The cross-activation model of synesthesia proposes that excess connectivity between functional areas of the cortex allows activation in one cortical area to directly trigger activation in another. The disinhibited feedback model proposes that synesthetic sensations are caused by disinhibited feedback from higher cortical areas failing to suppress non-relevant activation from lower cortical areas. The serotonin hypothesis of synesthesia proposes that the presence of excessive levels of serotonin increases the excitability and connectedness of sensory brain regions and leads to synesthesia.

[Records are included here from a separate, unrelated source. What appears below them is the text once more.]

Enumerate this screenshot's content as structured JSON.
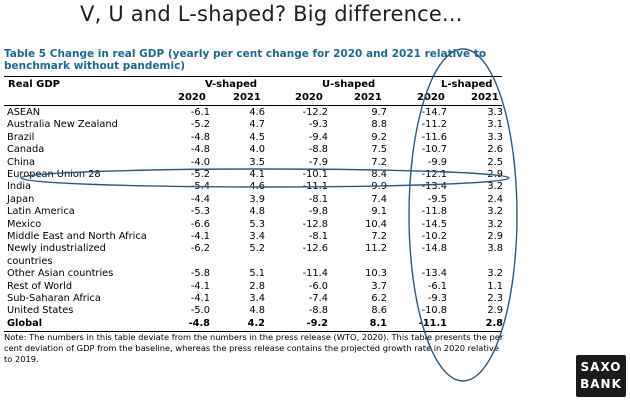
{
  "slide_title": "V, U and L-shaped? Big difference...",
  "table": {
    "title": "Table 5 Change in real GDP (yearly per cent change for 2020 and 2021 relative to benchmark without pandemic)",
    "first_col_header": "Real GDP",
    "groups": [
      "V-shaped",
      "U-shaped",
      "L-shaped"
    ],
    "years": [
      "2020",
      "2021",
      "2020",
      "2021",
      "2020",
      "2021"
    ],
    "rows": [
      {
        "name": "ASEAN",
        "values": [
          "-6.1",
          "4.6",
          "-12.2",
          "9.7",
          "-14.7",
          "3.3"
        ]
      },
      {
        "name": "Australia New Zealand",
        "values": [
          "-5.2",
          "4.7",
          "-9.3",
          "8.8",
          "-11.2",
          "3.1"
        ]
      },
      {
        "name": "Brazil",
        "values": [
          "-4.8",
          "4.5",
          "-9.4",
          "9.2",
          "-11.6",
          "3.3"
        ]
      },
      {
        "name": "Canada",
        "values": [
          "-4.8",
          "4.0",
          "-8.8",
          "7.5",
          "-10.7",
          "2.6"
        ]
      },
      {
        "name": "China",
        "values": [
          "-4.0",
          "3.5",
          "-7.9",
          "7.2",
          "-9.9",
          "2.5"
        ]
      },
      {
        "name": "European Union 28",
        "values": [
          "-5.2",
          "4.1",
          "-10.1",
          "8.4",
          "-12.1",
          "2.9"
        ]
      },
      {
        "name": "India",
        "values": [
          "-5.4",
          "4.6",
          "-11.1",
          "9.9",
          "-13.4",
          "3.2"
        ]
      },
      {
        "name": "Japan",
        "values": [
          "-4.4",
          "3.9",
          "-8.1",
          "7.4",
          "-9.5",
          "2.4"
        ]
      },
      {
        "name": "Latin America",
        "values": [
          "-5.3",
          "4.8",
          "-9.8",
          "9.1",
          "-11.8",
          "3.2"
        ]
      },
      {
        "name": "Mexico",
        "values": [
          "-6.6",
          "5.3",
          "-12.8",
          "10.4",
          "-14.5",
          "3.2"
        ]
      },
      {
        "name": "Middle East and North Africa",
        "values": [
          "-4.1",
          "3.4",
          "-8.1",
          "7.2",
          "-10.2",
          "2.9"
        ]
      },
      {
        "name": "Newly industrialized",
        "name2": "countries",
        "values": [
          "-6.2",
          "5.2",
          "-12.6",
          "11.2",
          "-14.8",
          "3.8"
        ]
      },
      {
        "name": "Other Asian countries",
        "values": [
          "-5.8",
          "5.1",
          "-11.4",
          "10.3",
          "-13.4",
          "3.2"
        ]
      },
      {
        "name": "Rest of World",
        "values": [
          "-4.1",
          "2.8",
          "-6.0",
          "3.7",
          "-6.1",
          "1.1"
        ]
      },
      {
        "name": "Sub-Saharan Africa",
        "values": [
          "-4.1",
          "3.4",
          "-7.4",
          "6.2",
          "-9.3",
          "2.3"
        ]
      },
      {
        "name": "United States",
        "values": [
          "-5.0",
          "4.8",
          "-8.8",
          "8.6",
          "-10.8",
          "2.9"
        ]
      },
      {
        "name": "Global",
        "values": [
          "-4.8",
          "4.2",
          "-9.2",
          "8.1",
          "-11.1",
          "2.8"
        ],
        "bold": true
      }
    ],
    "note": "Note: The numbers in this table deviate from the numbers in the press release (WTO, 2020). This table presents the per cent deviation of GDP from the baseline, whereas the press release contains the projected growth rate in 2020 relative to 2019."
  },
  "logo": {
    "line1": "SAXO",
    "line2": "BANK"
  },
  "colors": {
    "title_blue": "#1e6a8c",
    "annotation_blue": "#2b5a80"
  }
}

The immune hypothesis of synesthesia posits that the immune system could have a direct influence on the excessive cross-activation and disinhibited excitatory neuronal activity leading to synesthesia. It hypothesizes that the immune system could be involved in the regulation of brain development leading to synesthesia, specifically through its systems: complement system, cytokines (proteins released by different immune cells including mast cells), major histocompatibility complex (which are also involved in inflammatory processes). 

Posted
3 hours ago, ritastrakosha said:

 “Affiliative” homosexuality may be the result of a phenomenon known as synesthesia, in which stimulation of one sensory or cognitive pathway leads to automatic, involuntary experiences in a second sensory or cognitive pathway. There are at least 60 different types of synesthesia. It may affect up to 4.4% of the population.

!

Moderator Note

"May" isn't good enough. You have provided no link to any peer-reviewed research, but that seems to be par for the course for you. This might suggest a move to speculations, but there's no model or evidence, just conjecture, so it doesn't qualify.